Staff care and self-care. The term “staff care” refers to the attitudes and actions that institutions take to promote the well-being of their staff, and that staff take to promote the well-being of themselves and each other. “Self-care,” one component of staff care, refers specifically the actions individuals take to promote their own well-being. In other words, staff care involves institutional and personal awareness, attitudes and practices.
Examples of institutional practices include recreational staff retreats, adequate safety norms, staff training, insistence on regular physical exams, discouraging overtime, or workshops on self-esteem and managing emotions. Examples of self-care range from workplace practices such as delegating and learning to say no to extra tasks, to how one spends time outside of work, be it eating well, exercising, avoiding substance abuse, listening to music, socializing with friends, or otherwise resting from work and replenishing oneself.
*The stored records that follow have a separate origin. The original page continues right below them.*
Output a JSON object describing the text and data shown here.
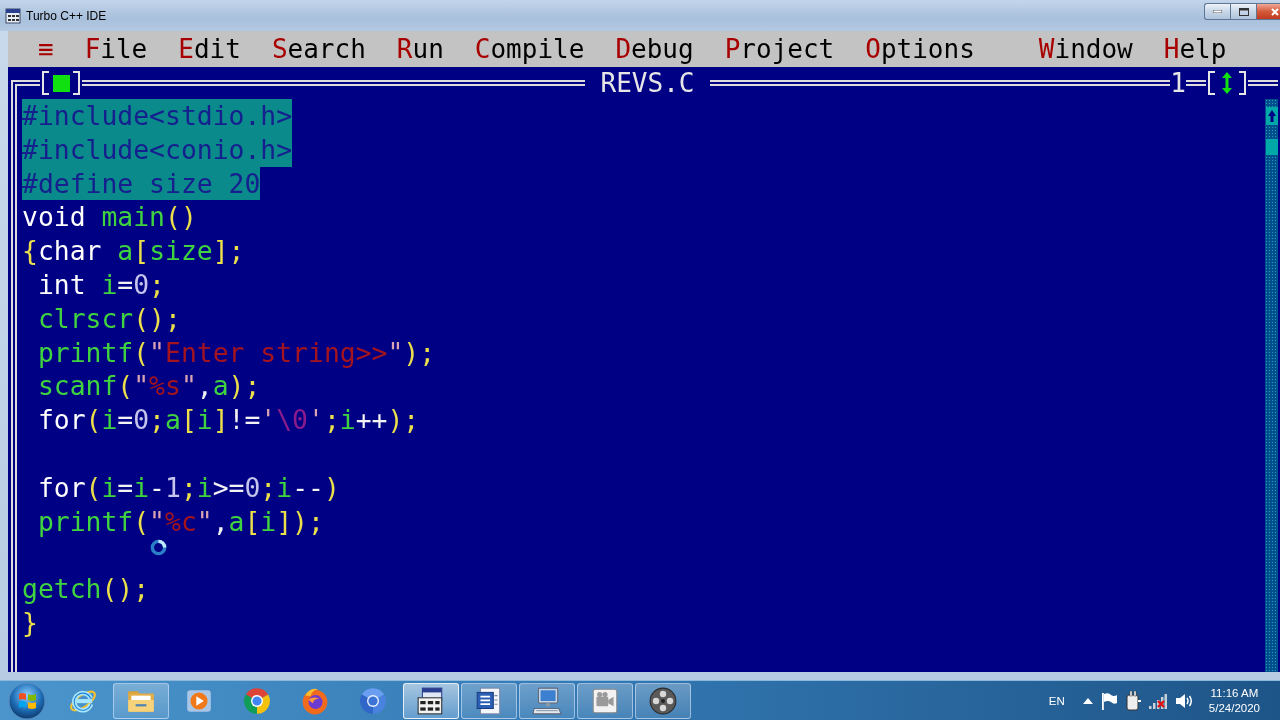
{
  "window": {
    "title": "Turbo C++ IDE"
  },
  "menu_bar": {
    "system_menu": "≡",
    "items": [
      {
        "hotkey": "F",
        "rest": "ile"
      },
      {
        "hotkey": "E",
        "rest": "dit"
      },
      {
        "hotkey": "S",
        "rest": "earch"
      },
      {
        "hotkey": "R",
        "rest": "un"
      },
      {
        "hotkey": "C",
        "rest": "ompile"
      },
      {
        "hotkey": "D",
        "rest": "ebug"
      },
      {
        "hotkey": "P",
        "rest": "roject"
      },
      {
        "hotkey": "O",
        "rest": "ptions"
      },
      {
        "hotkey": "W",
        "rest": "indow"
      },
      {
        "hotkey": "H",
        "rest": "elp"
      }
    ]
  },
  "editor": {
    "title": "REVS.C",
    "window_number": "1",
    "lines": [
      {
        "kind": "code",
        "selected": true,
        "indented": false,
        "tokens": [
          {
            "kind": "pre",
            "text": "#include<stdio.h>"
          }
        ]
      },
      {
        "kind": "code",
        "selected": true,
        "indented": false,
        "tokens": [
          {
            "kind": "pre",
            "text": "#include<conio.h>"
          }
        ]
      },
      {
        "kind": "code",
        "selected": true,
        "indented": false,
        "tokens": [
          {
            "kind": "pre",
            "text": "#define size 20"
          }
        ]
      },
      {
        "kind": "code",
        "selected": false,
        "indented": false,
        "tokens": [
          {
            "kind": "kw",
            "text": "void "
          },
          {
            "kind": "id",
            "text": "main"
          },
          {
            "kind": "punc",
            "text": "()"
          }
        ]
      },
      {
        "kind": "code",
        "selected": false,
        "indented": false,
        "tokens": [
          {
            "kind": "punc",
            "text": "{"
          },
          {
            "kind": "kw",
            "text": "char "
          },
          {
            "kind": "id",
            "text": "a"
          },
          {
            "kind": "punc",
            "text": "["
          },
          {
            "kind": "id",
            "text": "size"
          },
          {
            "kind": "punc",
            "text": "];"
          }
        ]
      },
      {
        "kind": "code",
        "selected": false,
        "indented": true,
        "tokens": [
          {
            "kind": "kw",
            "text": "int "
          },
          {
            "kind": "id",
            "text": "i"
          },
          {
            "kind": "op",
            "text": "="
          },
          {
            "kind": "num",
            "text": "0"
          },
          {
            "kind": "punc",
            "text": ";"
          }
        ]
      },
      {
        "kind": "code",
        "selected": false,
        "indented": true,
        "tokens": [
          {
            "kind": "id",
            "text": "clrscr"
          },
          {
            "kind": "punc",
            "text": "();"
          }
        ]
      },
      {
        "kind": "code",
        "selected": false,
        "indented": true,
        "tokens": [
          {
            "kind": "id",
            "text": "printf"
          },
          {
            "kind": "punc",
            "text": "("
          },
          {
            "kind": "quote",
            "text": "\""
          },
          {
            "kind": "str",
            "text": "Enter string>>"
          },
          {
            "kind": "quote",
            "text": "\""
          },
          {
            "kind": "punc",
            "text": ");"
          }
        ]
      },
      {
        "kind": "code",
        "selected": false,
        "indented": true,
        "tokens": [
          {
            "kind": "id",
            "text": "scanf"
          },
          {
            "kind": "punc",
            "text": "("
          },
          {
            "kind": "quote",
            "text": "\""
          },
          {
            "kind": "str",
            "text": "%s"
          },
          {
            "kind": "quote",
            "text": "\""
          },
          {
            "kind": "op",
            "text": ","
          },
          {
            "kind": "id",
            "text": "a"
          },
          {
            "kind": "punc",
            "text": ");"
          }
        ]
      },
      {
        "kind": "code",
        "selected": false,
        "indented": true,
        "tokens": [
          {
            "kind": "kw",
            "text": "for"
          },
          {
            "kind": "punc",
            "text": "("
          },
          {
            "kind": "id",
            "text": "i"
          },
          {
            "kind": "op",
            "text": "="
          },
          {
            "kind": "num",
            "text": "0"
          },
          {
            "kind": "punc",
            "text": ";"
          },
          {
            "kind": "id",
            "text": "a"
          },
          {
            "kind": "punc",
            "text": "["
          },
          {
            "kind": "id",
            "text": "i"
          },
          {
            "kind": "punc",
            "text": "]"
          },
          {
            "kind": "op",
            "text": "!="
          },
          {
            "kind": "quote",
            "text": "'"
          },
          {
            "kind": "esc",
            "text": "\\0"
          },
          {
            "kind": "quote",
            "text": "'"
          },
          {
            "kind": "punc",
            "text": ";"
          },
          {
            "kind": "id",
            "text": "i"
          },
          {
            "kind": "op",
            "text": "++"
          },
          {
            "kind": "punc",
            "text": ");"
          }
        ]
      },
      {
        "kind": "blank"
      },
      {
        "kind": "code",
        "selected": false,
        "indented": true,
        "tokens": [
          {
            "kind": "kw",
            "text": "for"
          },
          {
            "kind": "punc",
            "text": "("
          },
          {
            "kind": "id",
            "text": "i"
          },
          {
            "kind": "op",
            "text": "="
          },
          {
            "kind": "id",
            "text": "i"
          },
          {
            "kind": "op",
            "text": "-"
          },
          {
            "kind": "num",
            "text": "1"
          },
          {
            "kind": "punc",
            "text": ";"
          },
          {
            "kind": "id",
            "text": "i"
          },
          {
            "kind": "op",
            "text": ">="
          },
          {
            "kind": "num",
            "text": "0"
          },
          {
            "kind": "punc",
            "text": ";"
          },
          {
            "kind": "id",
            "text": "i"
          },
          {
            "kind": "op",
            "text": "--"
          },
          {
            "kind": "punc",
            "text": ")"
          }
        ]
      },
      {
        "kind": "code",
        "selected": false,
        "indented": true,
        "tokens": [
          {
            "kind": "id",
            "text": "printf"
          },
          {
            "kind": "punc",
            "text": "("
          },
          {
            "kind": "quote",
            "text": "\""
          },
          {
            "kind": "str",
            "text": "%c"
          },
          {
            "kind": "quote",
            "text": "\""
          },
          {
            "kind": "op",
            "text": ","
          },
          {
            "kind": "id",
            "text": "a"
          },
          {
            "kind": "punc",
            "text": "["
          },
          {
            "kind": "id",
            "text": "i"
          },
          {
            "kind": "punc",
            "text": "]);"
          }
        ]
      },
      {
        "kind": "blank"
      },
      {
        "kind": "code",
        "selected": false,
        "indented": false,
        "tokens": [
          {
            "kind": "id",
            "text": "getch"
          },
          {
            "kind": "punc",
            "text": "();"
          }
        ]
      },
      {
        "kind": "code",
        "selected": false,
        "indented": false,
        "tokens": [
          {
            "kind": "punc",
            "text": "}"
          }
        ]
      }
    ]
  },
  "taskbar": {
    "apps": [
      {
        "kind": "e-logo",
        "running": false,
        "selected": false
      },
      {
        "kind": "folder",
        "running": true,
        "selected": false
      },
      {
        "kind": "play",
        "running": false,
        "selected": false
      },
      {
        "kind": "tricolor-ring",
        "running": false,
        "selected": false
      },
      {
        "kind": "flame-globe",
        "running": false,
        "selected": false
      },
      {
        "kind": "blue-ring",
        "running": false,
        "selected": false
      },
      {
        "kind": "grid-window",
        "running": true,
        "selected": true
      },
      {
        "kind": "document",
        "running": true,
        "selected": false
      },
      {
        "kind": "monitor-keyboard",
        "running": true,
        "selected": false
      },
      {
        "kind": "camera",
        "running": true,
        "selected": false
      },
      {
        "kind": "reel",
        "running": true,
        "selected": false
      }
    ]
  },
  "tray": {
    "language": "EN",
    "network": {
      "connected": false
    },
    "time": "11:16 AM",
    "date": "5/24/2020"
  }
}
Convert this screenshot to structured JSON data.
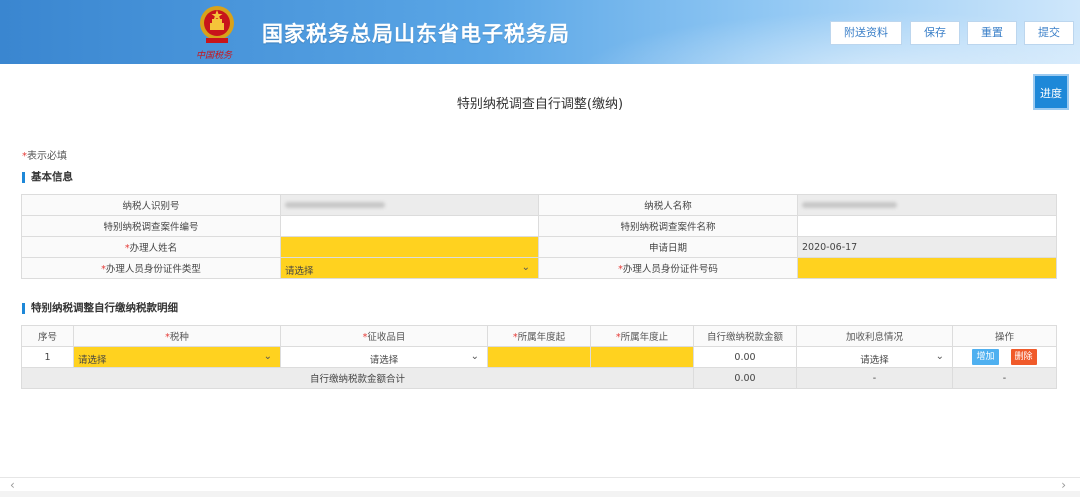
{
  "header": {
    "site_title": "国家税务总局山东省电子税务局",
    "emblem_caption": "中国税务",
    "buttons": {
      "attach": "附送资料",
      "save": "保存",
      "reset": "重置",
      "submit": "提交"
    }
  },
  "page": {
    "title": "特别纳税调查自行调整(缴纳)",
    "progress_label": "进度",
    "required_note": "表示必填",
    "required_mark": "*"
  },
  "basic_info": {
    "section_title": "基本信息",
    "rows": [
      {
        "label1": "纳税人识别号",
        "value1": "",
        "label2": "纳税人名称",
        "value2": ""
      },
      {
        "label1": "特别纳税调查案件编号",
        "value1": "",
        "label2": "特别纳税调查案件名称",
        "value2": ""
      },
      {
        "label1": "办理人姓名",
        "value1": "",
        "label2": "申请日期",
        "value2": "2020-06-17"
      },
      {
        "label1": "办理人员身份证件类型",
        "value1": "请选择",
        "label2": "办理人员身份证件号码",
        "value2": ""
      }
    ]
  },
  "detail": {
    "section_title": "特别纳税调整自行缴纳税款明细",
    "headers": {
      "seq": "序号",
      "tax_type": "税种",
      "item": "征收品目",
      "year_start": "所属年度起",
      "year_end": "所属年度止",
      "amount": "自行缴纳税款金额",
      "interest": "加收利息情况",
      "ops": "操作"
    },
    "row": {
      "seq": "1",
      "tax_type": "请选择",
      "item": "请选择",
      "amount": "0.00",
      "interest": "请选择",
      "add": "增加",
      "delete": "删除"
    },
    "sum": {
      "label": "自行缴纳税款金额合计",
      "amount": "0.00",
      "interest": "-",
      "ops": "-"
    }
  },
  "colors": {
    "header_blue": "#3a86d0",
    "accent": "#1e88d8",
    "required_yellow": "#ffd21f",
    "required_red": "#e53935",
    "add_blue": "#4fb0f0",
    "delete_orange": "#f05a2a"
  }
}
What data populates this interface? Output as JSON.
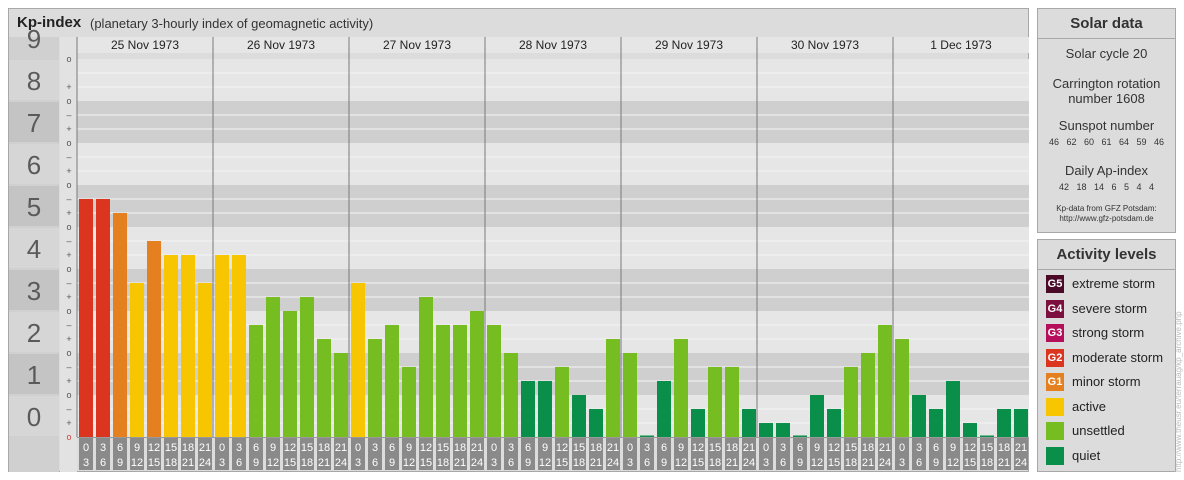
{
  "header": {
    "title": "Kp-index",
    "subtitle": "(planetary 3-hourly index of geomagnetic activity)"
  },
  "chart_data": {
    "type": "bar",
    "title": "Kp-index",
    "subtitle": "(planetary 3-hourly index of geomagnetic activity)",
    "ylim": [
      0,
      9
    ],
    "y_ticks": [
      "0",
      "1",
      "2",
      "3",
      "4",
      "5",
      "6",
      "7",
      "8",
      "9"
    ],
    "minor_marks": [
      "o",
      "+",
      "–"
    ],
    "days": [
      "25 Nov 1973",
      "26 Nov 1973",
      "27 Nov 1973",
      "28 Nov 1973",
      "29 Nov 1973",
      "30 Nov 1973",
      "1 Dec 1973"
    ],
    "interval_start_hours": [
      "0",
      "3",
      "6",
      "9",
      "12",
      "15",
      "18",
      "21"
    ],
    "interval_end_hours": [
      "3",
      "6",
      "9",
      "12",
      "15",
      "18",
      "21",
      "24"
    ],
    "values": [
      [
        5.667,
        5.667,
        5.333,
        3.667,
        4.667,
        4.333,
        4.333,
        3.667
      ],
      [
        4.333,
        4.333,
        2.667,
        3.333,
        3.0,
        3.333,
        2.333,
        2.0
      ],
      [
        3.667,
        2.333,
        2.667,
        1.667,
        3.333,
        2.667,
        2.667,
        3.0
      ],
      [
        2.667,
        2.0,
        1.333,
        1.333,
        1.667,
        1.0,
        0.667,
        2.333
      ],
      [
        2.0,
        0.0,
        1.333,
        2.333,
        0.667,
        1.667,
        1.667,
        0.667
      ],
      [
        0.333,
        0.333,
        0.0,
        1.0,
        0.667,
        1.667,
        2.0,
        2.667
      ],
      [
        2.333,
        1.0,
        0.667,
        1.333,
        0.333,
        0.0,
        0.667,
        0.667
      ]
    ],
    "level_colors": {
      "quiet": "#0a8f4a",
      "unsettled": "#76bd22",
      "active": "#f7c600",
      "minor_storm": "#e48020",
      "moderate_storm": "#db3520",
      "strong_storm": "#b50f5b",
      "severe_storm": "#7d0f3f",
      "extreme_storm": "#4a0a28"
    },
    "grid": true
  },
  "solar": {
    "title": "Solar data",
    "cycle": "Solar cycle 20",
    "carrington_line1": "Carrington rotation",
    "carrington_line2": "number 1608",
    "sunspot_title": "Sunspot number",
    "sunspot_values": "46 62 60 61 64 59 46",
    "ap_title": "Daily Ap-index",
    "ap_values": "42 18 14 6 5 4 4",
    "credit_line1": "Kp-data from GFZ Potsdam:",
    "credit_line2": "http://www.gfz-potsdam.de"
  },
  "levels": {
    "title": "Activity levels",
    "items": [
      {
        "code": "G5",
        "label": "extreme storm",
        "color": "#4a0a28"
      },
      {
        "code": "G4",
        "label": "severe storm",
        "color": "#7d0f3f"
      },
      {
        "code": "G3",
        "label": "strong storm",
        "color": "#b50f5b"
      },
      {
        "code": "G2",
        "label": "moderate storm",
        "color": "#db3520"
      },
      {
        "code": "G1",
        "label": "minor storm",
        "color": "#e48020"
      },
      {
        "code": "",
        "label": "active",
        "color": "#f7c600"
      },
      {
        "code": "",
        "label": "unsettled",
        "color": "#76bd22"
      },
      {
        "code": "",
        "label": "quiet",
        "color": "#0a8f4a"
      }
    ]
  },
  "source_url": "http://www.theusr.eu/terrauag/kp_archive.php"
}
The role of institutions. Ad hoc efforts help, but to be most effective, staff care requires a specific institutional culture and practices of respect for and assistance to staff, in which management plays a key role. Ideally, staff care should take the form of ongoing, institutionalized, daily practices, not one-time or short-term interventions. Institutions can and should encourage self-care. In addition, Faith-based organizations can provide pastoral care, collective prayer, and other forms of spiritual accompaniment and renewal.
Private businesses know that their employees are one of their greatest assets, and many take special steps to care for and not lose or waste their human capital. NGOs should rightly be concerned about productivity levels, or the risk of losing and having to replace valuable staff persons, in whom they have invested time and training, and all the costs that implies. But staff care is about more than productivity. It is also an ethical imperative.
Understanding of staff care varies. Our studies show that field workers have varying degrees of understanding of staff care, usually related to significant and reiterated health problems. In the Chaco region, almost half of those interviewed sought assistance to boost their physical, mental and/or spiritual health. It is positive that such a high percentage was able to seek help, but worrisome that they needed it.
Few institutions have a clear awareness or understanding of the concept of staff care. While some offer ad hoc activities such as spiritual retreats or family visits for those who live far from home, only one of the organizations surveyed has a formal program, which is limited but includes a person dedicated exclusively to the spiritual care of personnel. Those interviewed reported that the lack of support and accompaniment from their organizations aggravates already high levels of stress, while those who have experienced comprehension and support spoke highly of their value.
Making staff care a priority. Unfortunately, staff care is generally not considered a priority in the face of emergencies and other urgencies, and because organizations rarely take a preventive stance toward their work or their staff. In some organizations, staff care is considered superfluous or even selfish, particularly in some Faith-based organizations. None of the NGOs in the Chaco have sought funding for staff care, while five of the nine groups that work with at-risk children sought financing and three received small amounts. Generally NGOs feel it is difficult to ask donors to support staff care, and donors indeed have little awareness of the significance of staff care.
In sum, there is ground to be broken in going beyond a model of individual stress to look at organizational models of stress. The major personal costs of working with extremely vulnerable populations can and should be effectively mitigated. Staff care is, in part, about healing, but it is mostly about prevention, personal well-being, healthy individuals, and healthy organizations.